We try very hard to be ethical shoppers, this means we read labels, anything the slightest bit suspect goes back on the shelf, this means we buy hardly any processed food, by processed I don't mean these suspect packs of ham or sliced anything, they are not something we would ever have bought. I am referring to baked goods, such as biscuits. We do make some biscuits but it's always handy to have a pack of digestive biscuits or cream crackers on hand. Digestive biscuits would have been my preferred choice for a cheese biscuit, also for  a cheese cake base, cream crackers again go great with cheese, however, here is our problem, both of these biscuits are now made with palm oil. Knowing how harmful the palm oil plantations are, from cleared tropical forests, with the loss of so many species which haven't even been identified yet, and the loss of land to the indigenous people, who have no say in where they get moved to, forced to live in shanty towns, their way of life gone. Many become workers in these plantations, the word worker to me means someone which is paid for his/her work and is free to leave is they so wish. Not for these workers though, they are modern slaves, and receive little if any money for their work, and certainly do not receive any compensation for losing their land. For this reason we will not buy anything that contains palm oil. I have found an alternative for cheese cake base, shortbread makes an even better base, however there is no alternative for cream crackers so we will just have to try and make them ourselves. If anyone has a good cream cracker recipe perhaps you will share it.
OK, I'll stop moaning now.
Kiwi, now pruned and planted in the soil.
The new tunnel is now home to our Kiwi vines, in the older tunnel they were kept in large pots, and although they didn't die on us they were far from happy, so they have been transplanted into the fruit bed along with the fig tree which was not happy outside, there is still room for the new peach tree when it arrives.
The end bed has been planted with broad bean seeds, the theory is that these will be in flower the same time as the peach tree, thus encouraging any pollinating insects that might be around in March, saving us the job of hand pollinating the peach tree. This bed is the one destined for the Tomatoes, so by the time we have harvested the early beans it will be time to plant the tomatoes.
The last of the summer crops have now been harvested,
Possibly the last of the tomatoes and beans.
a few late tomatoes and probally the last of the French beans,
  the Calabrese is still going strong.
Just right for a warming winter stew.
The winter veg are looking good, we have plenty of carrots which hopefully we can leave in the ground, hoping that they don't get eaten by slugs, the swedes are also looking good and we have had the first of the parsnips. The celeriac has done well for us, but apparently it doesn't stand well for the winter.

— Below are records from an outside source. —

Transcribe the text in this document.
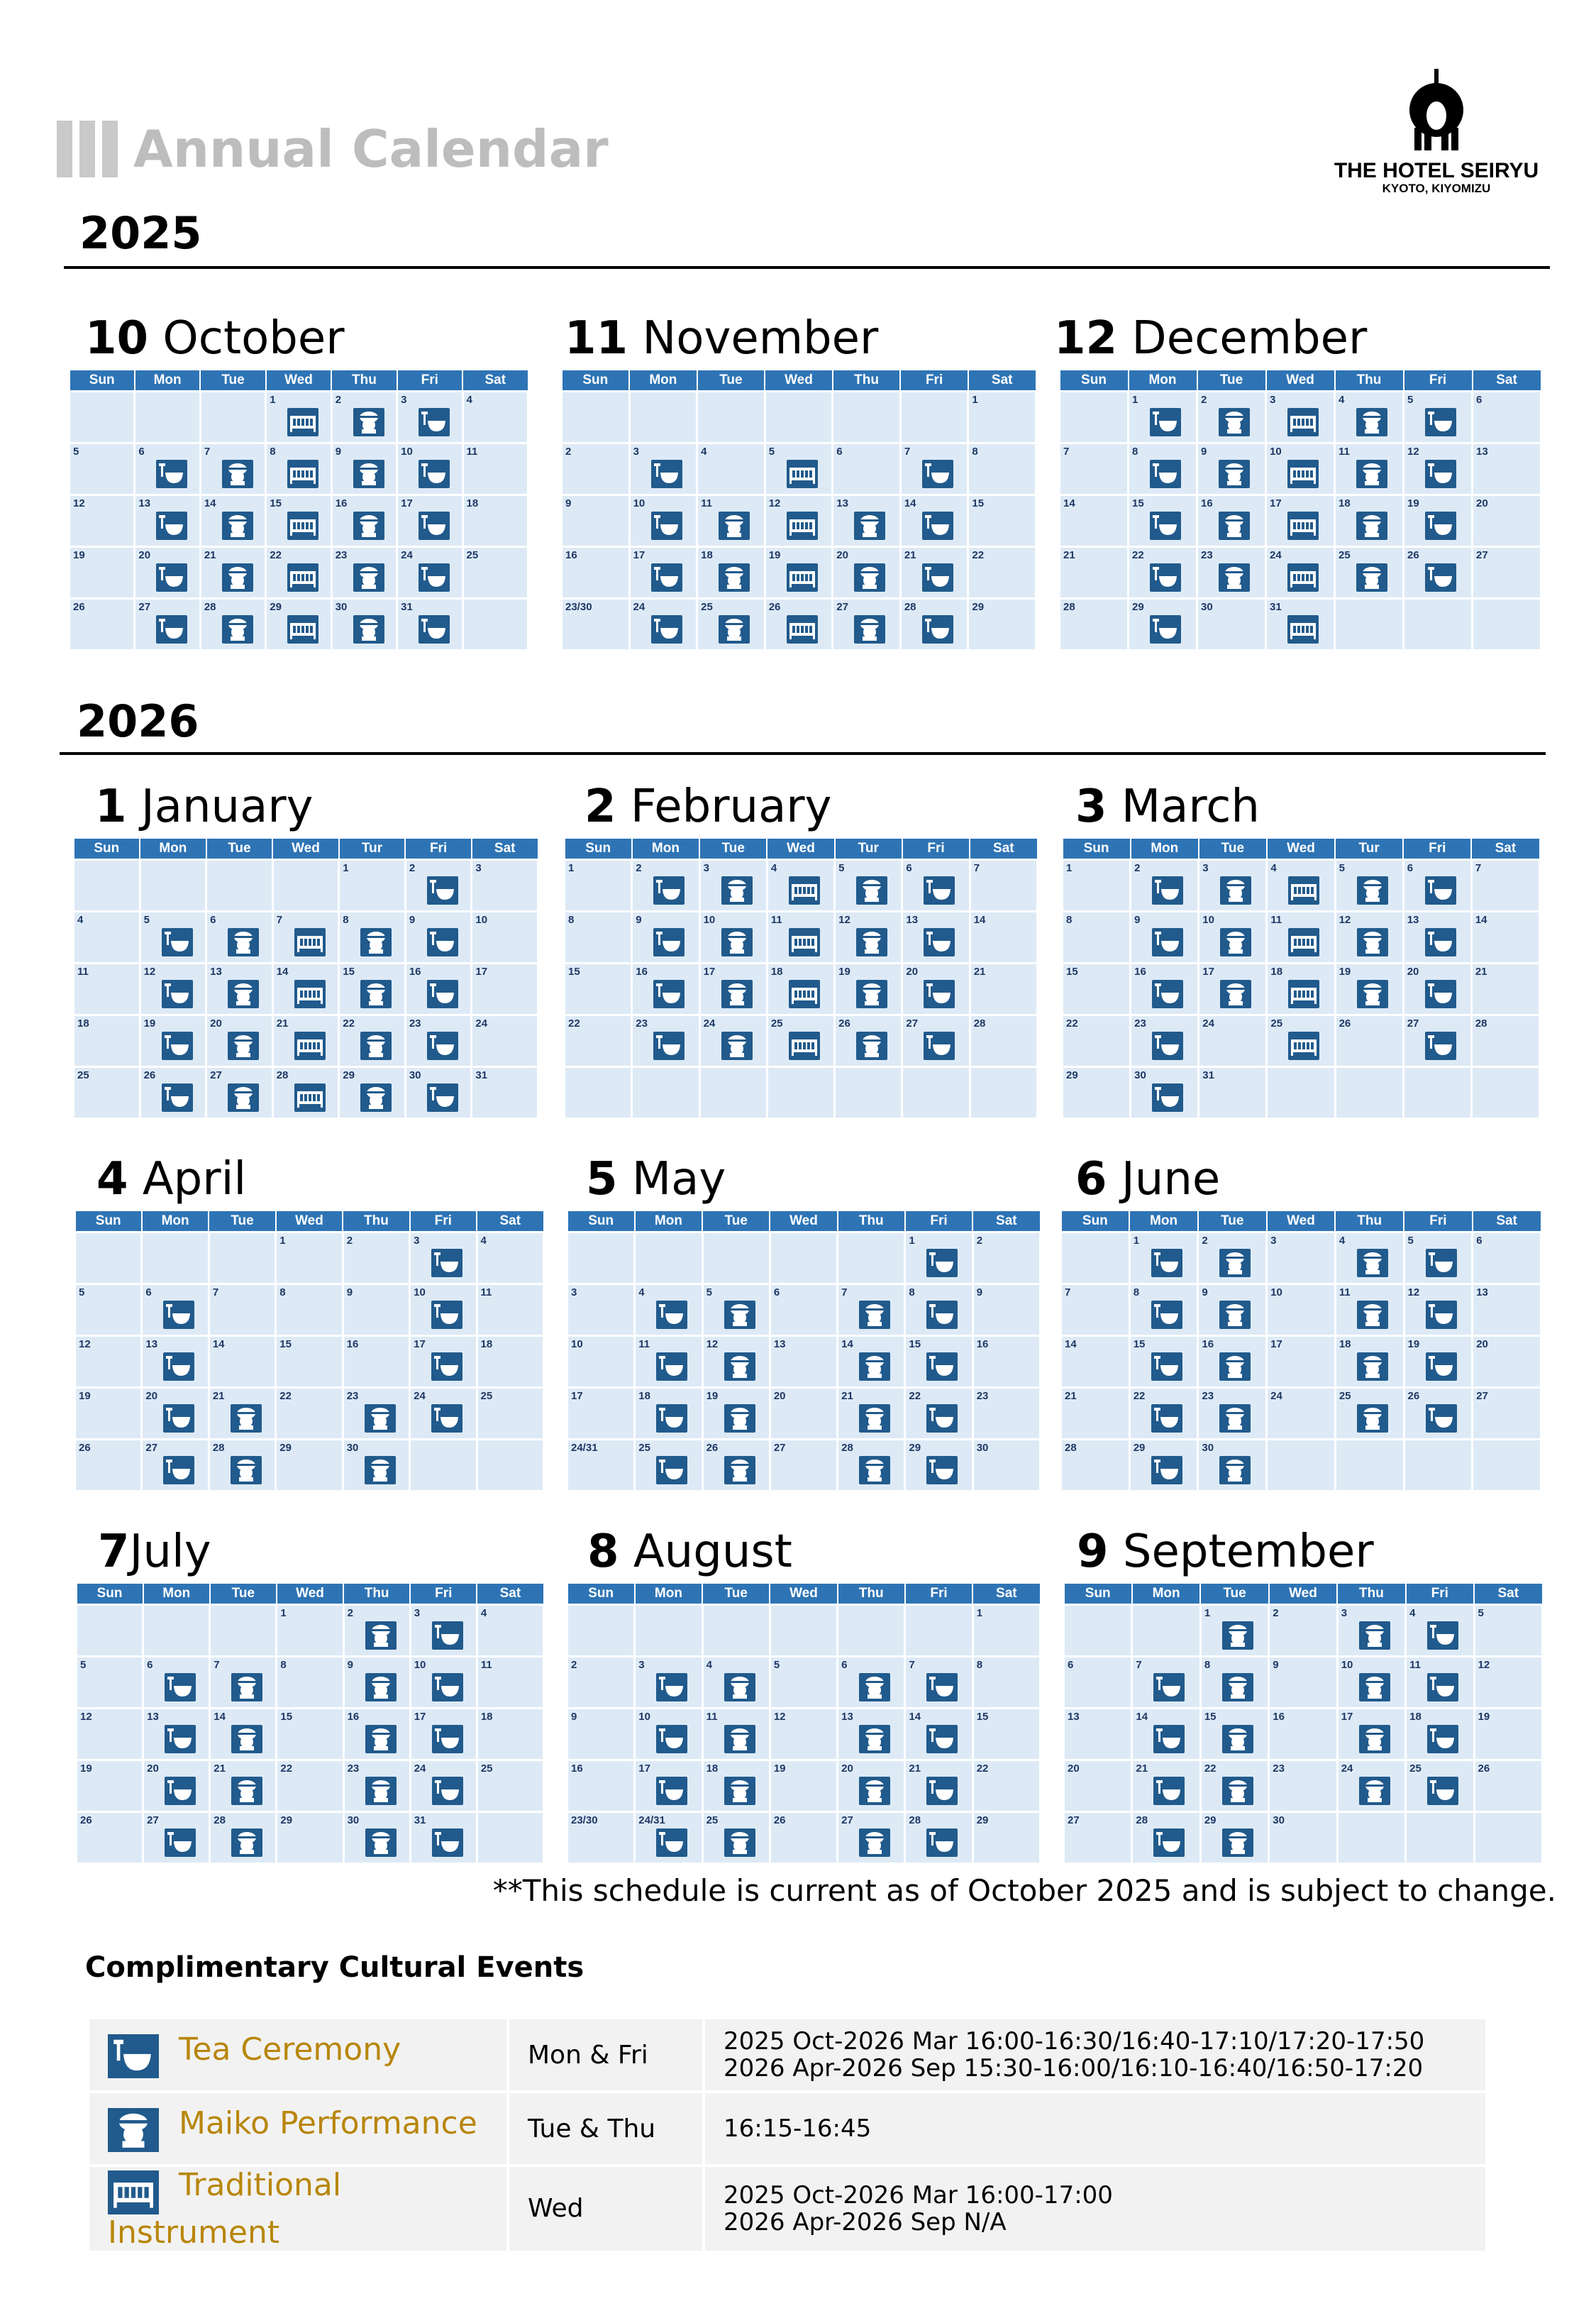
Annual Calendar	THE HOTEL SEIRYU
KYOTO, KIYOMIZU
2025
2026
10 October
Sun	Mon	Tue	Wed	Thu	Fri	Sat

			1	2	3	4

5	6	7	8	9	10	11

12	13	14	15	16	17	18

19	20	21	22	23	24	25

26	27	28	29	30	31	

11 November
Sun	Mon	Tue	Wed	Thu	Fri	Sat

						1

2	3	4	5	6	7	8

9	10	11	12	13	14	15

16	17	18	19	20	21	22

23/30	24	25	26	27	28	29
12 December
Sun	Mon	Tue	Wed	Thu	Fri	Sat

	1	2	3	4	5	6

7	8	9	10	11	12	13

14	15	16	17	18	19	20

21	22	23	24	25	26	27

28	29	30	31			

1 January
Sun	Mon	Tue	Wed	Tur	Fri	Sat

				1	2	3

4	5	6	7	8	9	10

11	12	13	14	15	16	17

18	19	20	21	22	23	24

25	26	27	28	29	30	31
2 February
Sun	Mon	Tue	Wed	Tur	Fri	Sat

1	2	3	4	5	6	7

8	9	10	11	12	13	14

15	16	17	18	19	20	21

22	23	24	25	26	27	28

3 March
Sun	Mon	Tue	Wed	Tur	Fri	Sat

1	2	3	4	5	6	7

8	9	10	11	12	13	14

15	16	17	18	19	20	21

22	23	24	25	26	27	28

29	30	31				

4 April
Sun	Mon	Tue	Wed	Thu	Fri	Sat

			1	2	3	4

5	6	7	8	9	10	11

12	13	14	15	16	17	18

19	20	21	22	23	24	25

26	27	28	29	30		

5 May
Sun	Mon	Tue	Wed	Thu	Fri	Sat

					1	2

3	4	5	6	7	8	9

10	11	12	13	14	15	16

17	18	19	20	21	22	23

24/31	25	26	27	28	29	30
6 June
Sun	Mon	Tue	Wed	Thu	Fri	Sat

	1	2	3	4	5	6

7	8	9	10	11	12	13

14	15	16	17	18	19	20

21	22	23	24	25	26	27

28	29	30				

7July
Sun	Mon	Tue	Wed	Thu	Fri	Sat

			1	2	3	4

5	6	7	8	9	10	11

12	13	14	15	16	17	18

19	20	21	22	23	24	25

26	27	28	29	30	31	

8 August
Sun	Mon	Tue	Wed	Thu	Fri	Sat

						1

2	3	4	5	6	7	8

9	10	11	12	13	14	15

16	17	18	19	20	21	22

23/30	24/31	25	26	27	28	29
9 September
Sun	Mon	Tue	Wed	Thu	Fri	Sat

		1	2	3	4	5

6	7	8	9	10	11	12

13	14	15	16	17	18	19

20	21	22	23	24	25	26

27	28	29	30			

**This schedule is current as of October 2025 and is subject to change.
Complimentary Cultural Events
Tea Ceremony	Mon & Fri	2025 Oct-2026 Mar 16:00-16:30/16:40-17:10/17:20-17:50
2026 Apr-2026 Sep 15:30-16:00/16:10-16:40/16:50-17:20

Maiko Performance	Tue & Thu	16:15-16:45

Traditional Instrument	Wed	2025 Oct-2026 Mar 16:00-17:00
2026 Apr-2026 Sep N/A
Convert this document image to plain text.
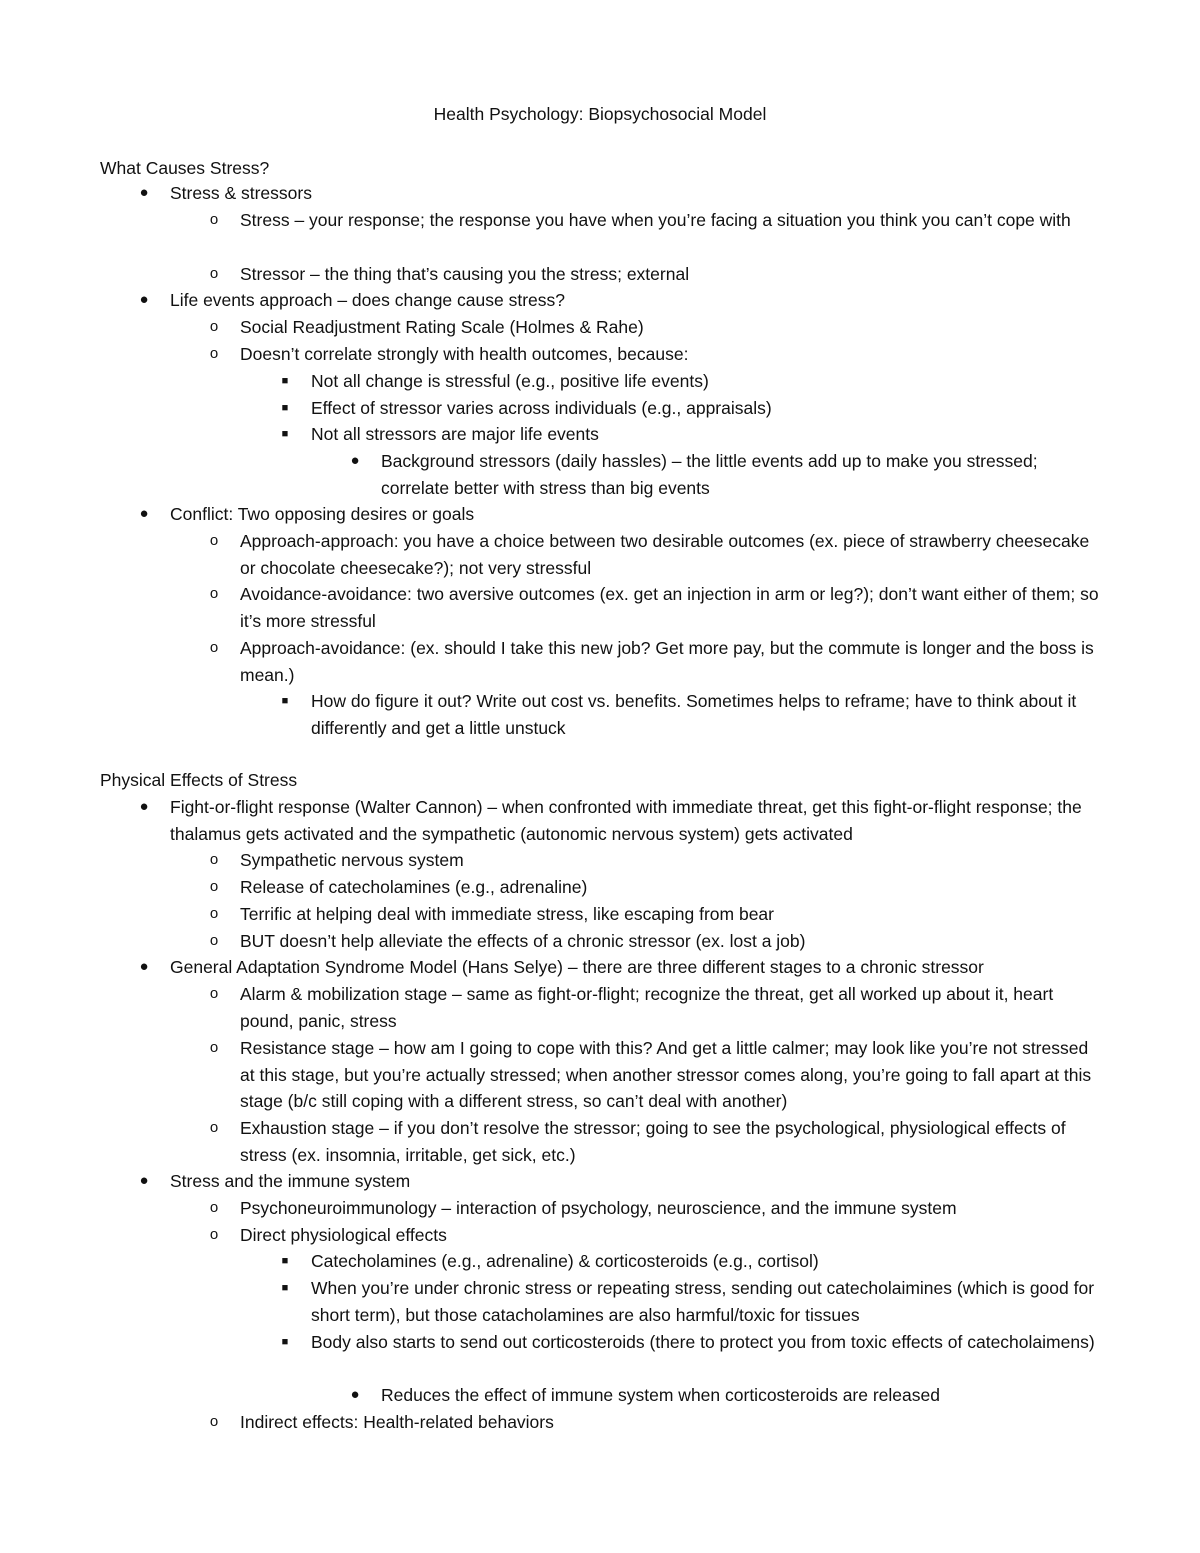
Health Psychology: Biopsychosocial Model
What Causes Stress?
●	Stress & stressors
o	Stress – your response; the response you have when you’re facing a situation you think you can’t cope with
o	Stressor – the thing that’s causing you the stress; external
●	Life events approach – does change cause stress?
o	Social Readjustment Rating Scale (Holmes & Rahe)
o	Doesn’t correlate strongly with health outcomes, because:
■	Not all change is stressful (e.g., positive life events)
■	Effect of stressor varies across individuals (e.g., appraisals)
■	Not all stressors are major life events
●	Background stressors (daily hassles) – the little events add up to make you stressed; correlate better with stress than big events
●	Conflict: Two opposing desires or goals
o	Approach-approach: you have a choice between two desirable outcomes (ex. piece of strawberry cheesecake or chocolate cheesecake?); not very stressful
o	Avoidance-avoidance: two aversive outcomes (ex. get an injection in arm or leg?); don’t want either of them; so it’s more stressful
o	Approach-avoidance: (ex. should I take this new job? Get more pay, but the commute is longer and the boss is mean.)
■	How do figure it out? Write out cost vs. benefits. Sometimes helps to reframe; have to think about it differently and get a little unstuck
Physical Effects of Stress
●	Fight-or-flight response (Walter Cannon) – when confronted with immediate threat, get this fight-or-flight response; the thalamus gets activated and the sympathetic (autonomic nervous system) gets activated
o	Sympathetic nervous system
o	Release of catecholamines (e.g., adrenaline)
o	Terrific at helping deal with immediate stress, like escaping from bear
o	BUT doesn’t help alleviate the effects of a chronic stressor (ex. lost a job)
●	General Adaptation Syndrome Model (Hans Selye) – there are three different stages to a chronic stressor
o	Alarm & mobilization stage – same as fight-or-flight; recognize the threat, get all worked up about it, heart pound, panic, stress
o	Resistance stage – how am I going to cope with this? And get a little calmer; may look like you’re not stressed at this stage, but you’re actually stressed; when another stressor comes along, you’re going to fall apart at this stage (b/c still coping with a different stress, so can’t deal with another)
o	Exhaustion stage – if you don’t resolve the stressor; going to see the psychological, physiological effects of stress (ex. insomnia, irritable, get sick, etc.)
●	Stress and the immune system
o	Psychoneuroimmunology – interaction of psychology, neuroscience, and the immune system
o	Direct physiological effects
■	Catecholamines (e.g., adrenaline) & corticosteroids (e.g., cortisol)
■	When you’re under chronic stress or repeating stress, sending out catecholaimines (which is good for short term), but those catacholamines are also harmful/toxic for tissues
■	Body also starts to send out corticosteroids (there to protect you from toxic effects of catecholaimens)
●	Reduces the effect of immune system when corticosteroids are released
o	Indirect effects: Health-related behaviors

About half of the new bulbs have now been planted, a lot of what remains are dwarf variety's for the rockery. The rockery has become very overgrown and has lots of weeds, I have rather neglected it this summer and let it do it's own thing, probally not a good idea, it just makes more work in the end.
Early or late? it's certainly out of season.

And chives should not be in flower in November.
As I was surveying the rockery I was surprise to find  cowslips and  chives in bloom,
plants are well muddled with the weather. there are even some Lupines' still flowering and I spotted a Clematis flowering.
Winter Jasmine, at least this is the right time.

This little rose has been flowering for six months.
And still the Albertine flowers.
Hypericum, this should be well over.
There's still plenty of colour in the garden.
2700 + stiches later/
At last I have finished the tapestry I was doing, it's taken me six weeks to complete, now I have to find some suitable material to turn it into a cushion cover. I've made start on the next project, another cushion cover but this time I'm doing it in Bargello also known as Florentine stitch, it seems to be far slower to work, but maybe as I get used to the new stitch I will get faster.